More insidious are the checkpoints restricting movement, unequal access to and seizure of land and water, the demolition of Palestinian homes, the Israeli settlements and settler only roads, the destruction of centuries, even millennium old Palestinian olive groves, the torture, the imprisonment of children, detention without trial: including of members of the Palestinian Legislative Council
Should Malaysians visit Israel?
BDS does not encourage visits to Israel. Israel’s regime gains from their visit legitimacy and uses it to erode the official boycott of their state, using these visitors as a back door towards normalization. Regardless of the noble intention of individuals or the benefit Palestinians may gain from Muslim and/or Arab brothers and sisters, or anyone in solidarity with Palestinians, supporting the tiny Palestinian economy in Jerusalem — and therefore contributing to their steadfastness in the occupied city — the harm done outstrips these benefits, especially the political normalization aspect.
What are the criteria for deciding on boycott targets, which corporations to be boycotted?
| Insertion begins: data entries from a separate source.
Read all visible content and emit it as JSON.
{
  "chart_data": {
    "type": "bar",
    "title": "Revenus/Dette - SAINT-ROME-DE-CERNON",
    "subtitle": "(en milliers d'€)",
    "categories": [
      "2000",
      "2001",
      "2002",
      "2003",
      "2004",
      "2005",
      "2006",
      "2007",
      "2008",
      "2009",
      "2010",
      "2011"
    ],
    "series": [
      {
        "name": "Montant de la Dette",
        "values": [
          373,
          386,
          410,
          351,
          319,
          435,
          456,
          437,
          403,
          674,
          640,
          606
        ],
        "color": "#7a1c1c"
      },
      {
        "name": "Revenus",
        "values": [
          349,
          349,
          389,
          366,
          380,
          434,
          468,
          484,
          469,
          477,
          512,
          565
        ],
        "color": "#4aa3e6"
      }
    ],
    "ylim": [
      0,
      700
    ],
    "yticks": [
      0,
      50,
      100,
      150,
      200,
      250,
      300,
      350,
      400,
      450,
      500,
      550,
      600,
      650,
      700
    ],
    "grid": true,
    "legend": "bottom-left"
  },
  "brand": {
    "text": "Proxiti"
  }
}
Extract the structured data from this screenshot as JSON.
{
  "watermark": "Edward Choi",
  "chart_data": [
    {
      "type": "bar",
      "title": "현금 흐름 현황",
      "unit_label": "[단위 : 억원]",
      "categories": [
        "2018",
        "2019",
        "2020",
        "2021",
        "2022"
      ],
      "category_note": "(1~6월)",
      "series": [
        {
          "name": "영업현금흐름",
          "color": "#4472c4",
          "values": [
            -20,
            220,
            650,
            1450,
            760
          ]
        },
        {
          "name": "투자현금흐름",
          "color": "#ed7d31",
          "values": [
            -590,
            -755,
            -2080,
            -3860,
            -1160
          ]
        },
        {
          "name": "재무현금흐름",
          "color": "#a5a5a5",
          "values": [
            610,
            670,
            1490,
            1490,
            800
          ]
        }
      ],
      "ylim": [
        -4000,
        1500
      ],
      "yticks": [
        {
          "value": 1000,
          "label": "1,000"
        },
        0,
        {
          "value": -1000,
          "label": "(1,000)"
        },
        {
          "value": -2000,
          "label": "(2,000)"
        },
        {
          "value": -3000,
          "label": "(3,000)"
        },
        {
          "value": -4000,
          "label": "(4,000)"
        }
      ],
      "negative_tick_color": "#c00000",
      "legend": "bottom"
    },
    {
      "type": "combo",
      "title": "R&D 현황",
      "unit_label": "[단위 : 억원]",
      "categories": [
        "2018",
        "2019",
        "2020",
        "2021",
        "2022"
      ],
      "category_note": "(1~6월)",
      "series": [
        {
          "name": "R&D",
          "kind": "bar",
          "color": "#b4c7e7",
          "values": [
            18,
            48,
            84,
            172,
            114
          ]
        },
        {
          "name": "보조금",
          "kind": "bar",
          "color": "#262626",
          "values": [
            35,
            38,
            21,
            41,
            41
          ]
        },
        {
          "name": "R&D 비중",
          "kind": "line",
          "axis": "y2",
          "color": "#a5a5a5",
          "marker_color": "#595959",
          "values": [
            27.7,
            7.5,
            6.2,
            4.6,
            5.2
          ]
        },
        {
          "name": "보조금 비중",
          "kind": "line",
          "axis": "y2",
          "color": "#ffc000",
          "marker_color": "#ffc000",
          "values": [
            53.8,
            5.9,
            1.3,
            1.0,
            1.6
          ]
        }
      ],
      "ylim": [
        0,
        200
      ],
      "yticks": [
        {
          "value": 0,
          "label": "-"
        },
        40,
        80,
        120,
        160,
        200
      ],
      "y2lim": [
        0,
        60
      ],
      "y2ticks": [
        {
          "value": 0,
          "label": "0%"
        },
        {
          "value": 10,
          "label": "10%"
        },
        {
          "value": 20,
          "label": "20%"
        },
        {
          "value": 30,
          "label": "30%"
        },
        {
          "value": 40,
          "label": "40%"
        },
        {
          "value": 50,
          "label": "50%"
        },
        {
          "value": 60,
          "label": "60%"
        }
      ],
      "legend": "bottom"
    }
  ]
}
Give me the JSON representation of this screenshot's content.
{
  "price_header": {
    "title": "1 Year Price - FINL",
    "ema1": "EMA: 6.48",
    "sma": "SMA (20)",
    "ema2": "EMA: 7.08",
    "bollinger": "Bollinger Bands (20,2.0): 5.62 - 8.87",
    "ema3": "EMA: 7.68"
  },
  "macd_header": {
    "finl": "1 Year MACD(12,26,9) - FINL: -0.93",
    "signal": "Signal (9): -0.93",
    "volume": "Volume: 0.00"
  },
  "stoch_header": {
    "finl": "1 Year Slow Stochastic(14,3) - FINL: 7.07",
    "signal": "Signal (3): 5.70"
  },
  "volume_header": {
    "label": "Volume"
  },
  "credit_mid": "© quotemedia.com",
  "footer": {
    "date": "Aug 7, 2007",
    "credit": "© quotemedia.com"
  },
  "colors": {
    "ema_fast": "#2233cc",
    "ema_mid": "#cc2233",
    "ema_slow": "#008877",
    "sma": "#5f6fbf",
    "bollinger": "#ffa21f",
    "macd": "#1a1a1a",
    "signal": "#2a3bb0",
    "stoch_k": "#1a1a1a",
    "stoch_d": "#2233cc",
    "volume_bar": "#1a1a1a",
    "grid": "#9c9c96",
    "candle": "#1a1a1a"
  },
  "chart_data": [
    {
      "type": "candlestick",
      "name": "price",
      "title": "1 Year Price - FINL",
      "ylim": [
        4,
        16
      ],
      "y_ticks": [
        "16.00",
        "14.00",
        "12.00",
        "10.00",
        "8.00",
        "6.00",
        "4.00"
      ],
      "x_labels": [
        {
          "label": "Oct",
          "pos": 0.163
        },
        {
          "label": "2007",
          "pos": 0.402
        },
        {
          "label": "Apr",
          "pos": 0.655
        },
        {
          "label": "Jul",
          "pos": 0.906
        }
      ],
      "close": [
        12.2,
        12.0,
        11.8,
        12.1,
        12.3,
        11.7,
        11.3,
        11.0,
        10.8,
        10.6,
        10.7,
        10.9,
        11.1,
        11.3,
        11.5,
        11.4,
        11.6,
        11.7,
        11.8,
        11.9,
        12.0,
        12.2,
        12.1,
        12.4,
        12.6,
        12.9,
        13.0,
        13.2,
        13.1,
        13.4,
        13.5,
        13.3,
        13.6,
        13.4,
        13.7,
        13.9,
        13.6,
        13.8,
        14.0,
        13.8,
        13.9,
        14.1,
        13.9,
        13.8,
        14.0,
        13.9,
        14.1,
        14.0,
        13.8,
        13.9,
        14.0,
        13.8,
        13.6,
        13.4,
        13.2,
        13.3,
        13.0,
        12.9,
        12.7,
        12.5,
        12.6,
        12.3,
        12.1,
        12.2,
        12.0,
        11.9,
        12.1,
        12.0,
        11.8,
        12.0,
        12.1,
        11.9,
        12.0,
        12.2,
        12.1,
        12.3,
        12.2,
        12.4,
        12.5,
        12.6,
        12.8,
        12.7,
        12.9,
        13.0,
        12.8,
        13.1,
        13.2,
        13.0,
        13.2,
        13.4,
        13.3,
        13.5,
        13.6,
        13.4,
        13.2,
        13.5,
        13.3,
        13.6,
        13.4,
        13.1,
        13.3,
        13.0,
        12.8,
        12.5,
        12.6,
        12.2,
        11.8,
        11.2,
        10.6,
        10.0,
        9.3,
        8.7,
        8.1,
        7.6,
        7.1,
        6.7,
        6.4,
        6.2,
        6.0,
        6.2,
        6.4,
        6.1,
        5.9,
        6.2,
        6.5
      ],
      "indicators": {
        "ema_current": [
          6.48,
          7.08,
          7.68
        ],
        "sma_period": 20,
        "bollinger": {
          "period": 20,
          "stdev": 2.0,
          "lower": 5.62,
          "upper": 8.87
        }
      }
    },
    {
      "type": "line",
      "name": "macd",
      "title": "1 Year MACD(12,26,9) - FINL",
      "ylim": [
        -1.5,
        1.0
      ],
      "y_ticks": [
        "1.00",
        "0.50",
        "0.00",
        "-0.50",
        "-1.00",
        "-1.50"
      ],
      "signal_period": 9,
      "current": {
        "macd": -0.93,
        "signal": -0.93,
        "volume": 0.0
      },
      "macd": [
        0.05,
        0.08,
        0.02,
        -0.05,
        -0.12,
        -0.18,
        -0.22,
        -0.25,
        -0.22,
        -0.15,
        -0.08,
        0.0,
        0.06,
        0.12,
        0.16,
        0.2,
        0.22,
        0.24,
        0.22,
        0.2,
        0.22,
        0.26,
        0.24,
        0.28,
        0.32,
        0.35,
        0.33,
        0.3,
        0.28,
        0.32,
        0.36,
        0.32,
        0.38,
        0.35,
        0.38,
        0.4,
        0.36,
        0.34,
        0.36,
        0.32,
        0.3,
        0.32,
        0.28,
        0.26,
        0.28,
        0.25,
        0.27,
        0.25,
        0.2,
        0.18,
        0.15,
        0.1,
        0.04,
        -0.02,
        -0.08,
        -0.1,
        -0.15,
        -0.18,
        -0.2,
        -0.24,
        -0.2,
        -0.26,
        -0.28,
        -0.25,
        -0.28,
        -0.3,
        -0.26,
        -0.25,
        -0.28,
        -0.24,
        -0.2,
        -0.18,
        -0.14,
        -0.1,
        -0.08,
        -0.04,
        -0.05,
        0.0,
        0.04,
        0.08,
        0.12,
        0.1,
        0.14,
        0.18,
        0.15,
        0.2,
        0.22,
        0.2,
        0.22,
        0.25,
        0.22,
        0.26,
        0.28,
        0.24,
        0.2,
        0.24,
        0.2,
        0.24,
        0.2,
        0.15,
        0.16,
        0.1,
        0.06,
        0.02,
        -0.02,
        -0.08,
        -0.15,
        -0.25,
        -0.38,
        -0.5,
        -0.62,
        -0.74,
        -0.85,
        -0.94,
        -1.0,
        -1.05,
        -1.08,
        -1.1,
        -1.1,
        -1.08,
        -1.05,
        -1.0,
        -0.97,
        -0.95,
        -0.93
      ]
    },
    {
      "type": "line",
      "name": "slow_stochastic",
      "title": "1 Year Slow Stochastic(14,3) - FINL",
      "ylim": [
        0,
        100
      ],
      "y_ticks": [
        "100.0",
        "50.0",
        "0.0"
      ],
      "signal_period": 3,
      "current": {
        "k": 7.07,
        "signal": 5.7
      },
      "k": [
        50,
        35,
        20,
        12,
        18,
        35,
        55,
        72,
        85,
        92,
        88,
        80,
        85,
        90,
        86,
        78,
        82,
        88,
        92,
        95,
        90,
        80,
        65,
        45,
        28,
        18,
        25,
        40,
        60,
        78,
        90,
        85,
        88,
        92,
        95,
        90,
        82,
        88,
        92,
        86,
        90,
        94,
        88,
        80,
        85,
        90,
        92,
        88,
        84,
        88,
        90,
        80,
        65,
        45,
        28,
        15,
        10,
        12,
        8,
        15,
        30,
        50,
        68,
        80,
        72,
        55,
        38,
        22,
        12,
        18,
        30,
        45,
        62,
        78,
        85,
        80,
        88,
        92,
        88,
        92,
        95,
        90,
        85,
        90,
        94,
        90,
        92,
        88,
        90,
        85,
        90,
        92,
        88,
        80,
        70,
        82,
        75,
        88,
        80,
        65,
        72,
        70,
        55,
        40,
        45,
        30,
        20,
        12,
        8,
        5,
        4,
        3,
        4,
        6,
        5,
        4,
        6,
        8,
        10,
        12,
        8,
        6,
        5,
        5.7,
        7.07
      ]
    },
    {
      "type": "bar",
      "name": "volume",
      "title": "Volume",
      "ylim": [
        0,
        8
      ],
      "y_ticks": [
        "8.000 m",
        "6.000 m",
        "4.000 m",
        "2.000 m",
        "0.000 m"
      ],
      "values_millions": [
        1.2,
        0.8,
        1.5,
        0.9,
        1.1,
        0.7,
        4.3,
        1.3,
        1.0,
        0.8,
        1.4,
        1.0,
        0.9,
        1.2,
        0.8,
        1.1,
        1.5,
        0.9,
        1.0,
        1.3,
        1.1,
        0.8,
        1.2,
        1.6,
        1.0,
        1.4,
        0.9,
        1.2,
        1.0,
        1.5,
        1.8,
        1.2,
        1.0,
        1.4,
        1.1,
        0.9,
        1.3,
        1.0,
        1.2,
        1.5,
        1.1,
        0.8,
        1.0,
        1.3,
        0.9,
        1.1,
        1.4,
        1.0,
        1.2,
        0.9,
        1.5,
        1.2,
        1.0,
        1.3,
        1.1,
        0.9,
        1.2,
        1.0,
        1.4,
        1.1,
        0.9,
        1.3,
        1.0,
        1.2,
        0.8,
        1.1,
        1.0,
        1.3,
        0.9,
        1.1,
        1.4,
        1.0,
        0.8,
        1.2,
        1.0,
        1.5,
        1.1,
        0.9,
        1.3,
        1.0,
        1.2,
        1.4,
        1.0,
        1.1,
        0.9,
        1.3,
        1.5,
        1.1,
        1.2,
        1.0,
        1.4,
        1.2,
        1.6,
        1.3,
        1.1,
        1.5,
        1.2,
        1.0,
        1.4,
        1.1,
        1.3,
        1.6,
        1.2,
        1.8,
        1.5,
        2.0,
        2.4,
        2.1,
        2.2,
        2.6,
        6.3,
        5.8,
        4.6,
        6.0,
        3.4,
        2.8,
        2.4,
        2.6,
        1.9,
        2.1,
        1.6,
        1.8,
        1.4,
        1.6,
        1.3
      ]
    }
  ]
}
When boycott is used a tactic, and not as a principle, firstly, a key criterion is the degree of complicity of a corporation with the Israeli Zionist regime, whether the corporation works directly, hand in glove, with the Israeli Zionist regime to oppress Palestinians for example. Another criterion would be the potential for success. Linked to that is the potential for forming a broad, cross-movement coalition, across the entirety of Malaysian society, such that the boycott would be supported by Malaysian society as a whole. It should always be remembered that boycott is used as a tactic to force the Israeli regime to comply with the goals of BDS: ending the occupation, equality, right of return.
You have made many assertions in this FAQ, can you supply evidence for them?
This FAQ is not meant to be an academic paper, however, references can be supplied on request. Briefly, the assertions in this FAQ have been sourced primarily from Palestinian and Israeli human rights organisations and activists, and the American Anthropological Association Task Force Israel Palestine, 2015.